Un sentiment de déjà-vu

Je vous ai parlé plus tôt cette semaine de l’important rappel de pistaches aux États-Unis. Ce rappel inquiète les autorités de la FDA (le pendant de Santé Canada, qui s’occupe également de la nourriture). C’est grâce à la vigilance de Kraft Foods que la FDA a pu procédé à ce rappel. Le 24 mars dernier, Kraft Foods a détecté de la salmonelle dans des mélanges pour des barres tendres contenant des pistaches. Bref, les autorités ont pu identifier l’origine de la bactérie et effectuer un rappel partout au pays.

Bien sûr, Kraft Foods sera touché par ce rappel même s’il en est pas responsable. Disons que la confiance du public envers cette compagnie n’est pas à son zénith… Et que les produits aux pistaches (même la crème glacée) n’ont pas la cote présentement! Me semble qu’une telle crise me fait penser à une autre crise du genre au Canada…

Il y a eu les pistaches cette semaine. Il y a quelques semaines, c’était les arachides à la salmonelle. D’ailleurs, les autorités peuvent associer neuf morts reliées à ces arachides à la salmonelle.
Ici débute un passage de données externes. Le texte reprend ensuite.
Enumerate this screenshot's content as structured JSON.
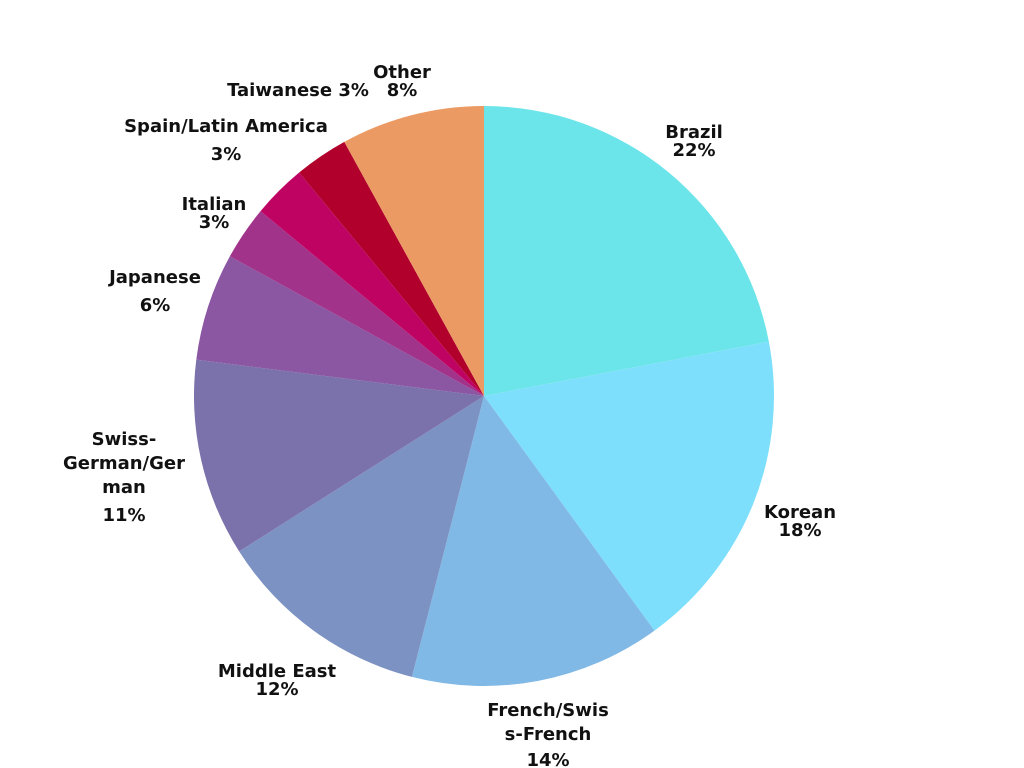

Chaque fois qu’un épisode de nourriture contaminée survient, que ce soit aux États-Unis ou au Canada (on a qu’à se rappeler Maple Leaf ou encore les fromages), les consommateurs perdent chaque fois de la confiance face au système de contrôle de la nourriture.

Le rappel des pistaches fait son chemin ici aux États-Unis. On parle maintenant de permettre à la FDA de procéder à des rappels unilatéraux, même si la compagnie responsable ne le fait pas. Alors que Stephen Harper veut remettre le contrôle de la nourriture directement à l’industrie; ici, on veut donner plus d’argent et plus de pouvoir à la FDA pour éviter les épisodes de nourriture contaminée. On pense même à créer un Food Safety Administration, un organisme indépendant de la FDA pour contrôler la contamination alimentaire.

La Californie veut également rendre les lois de l’État plus strictes quant au contrôle des contaminations dans l’industrie alimentaire. Ce projet de loi déposé par deux démocrates veut obliger les compagnies à procéder à des contrôles périodiques obligatoires et reporter une contamination dans les 24 heures suivant un test positif. Présentement, les contrôles de contamination ne sont pas obligatoires, tout comme la divulgation des résultats de ces tests s’il y avait contamination.

Est-ce que Stephen Harper devra se plier à la volonté des États-Unis? Est-ce que le projet de loi C-51 (permettant à Santé Canada de procéder à des rappels unilatéraux pour les produits de santé) pourrait s’étendre à la nourriture? Est-ce que les provinces regarderont passer la parade alors que l’agriculture est une responsabilité des provinces?

On verra bien si Stephen Harper sera le chien de poche de Barrack Obama, comme il a pu l’être avec Georges W. Bush!